Unlike past negative experiences, though, I didn't let this deter me from having a positive day. I headed over to the Eat Local Challenge website and looked for some recipes with all the food I had at my disposal. Now breakfast and dinner were pretty much set thanks to the remaining eggs and red beans and rice I had left. Now I had to figure out lunch. Unfortunately, with Hollygrove and the Crescent City Fresh Market not open on Friday, I couldn't buy more meat.
I had to do something I would never consider otherwise: eat a vegetarian meal.
I seriously don't remember the last time I ate an entirely vegetarian meal (at least, not one that wasn't some sort of cereal or fruit-based breakfast). The Eat Local Challenge website is filled with great vegetarian recipes but, thick-skulled as I am, my first instinct is to wonder what kind of meat would go good on top of all those vegetables. Unfortunately, aside from the aforementioned eggs, I didn't have any other meat products. Thankfully, plenty of people on the internet could give me inspiration from ratatouille to a good 'ol "throw it all in the pot" recipe and was able to settle on a vegetarian sandwich of sauteed creole tomatos and summer squash with toasted asiago cheese and raw cucumbers (for a nice crunch).
But aside from inspiration on the web, I was comforted in seeing that others were also finding it hard to adhere to all the rules of the challenges. Almost all of the recipes I've found contained some sort of non-local ingredient - be it olive oil, cornmeal or flour - and I began to feel it was ok to start using some pre-made seasoning (hence the Tony Chachere's creole seasoning on my eggs).
It was also good to see posts by Lauren Zanolli on the NOLA Defender blog that detailed similar experiences to mine when dealing with access to local food markets and the actual cost of eating local. Zanolli's goal is to eat local on a budget and I highly recommend following her posts for the week to get an idea of how to get it done. But even her efforts show that the practicality of being a locavore in New Orleans. Zanolli had to expand her range from the Eat Local Challenge's 200-mile radius to a more forgiving 500-mile radius. Also, like many others, Zanolli uses some none local ingredients in her recipes (though, again, all secondary ingredients like olive oil and flour).

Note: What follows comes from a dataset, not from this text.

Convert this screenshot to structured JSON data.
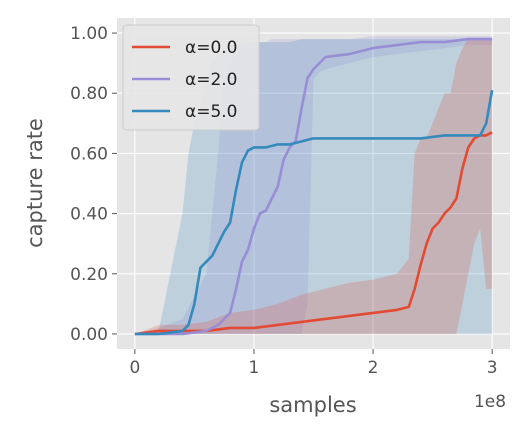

This is when I pledge to not stress out as much during the second half of the Eat Local Challenge. Not only is it clearly impossible to eat only local ingredients, but I wouldn't be the first ELC participant to use non-local ingredients in my cooking. Already I was thinking of all the new horizons that were opened up but I also felt a tinge of guilt that I couldn't stay a hard-core locavore. But only a tinge. The prospect of actually being able to eat practically and get back to enjoying preparing my meals was enough to wash that out.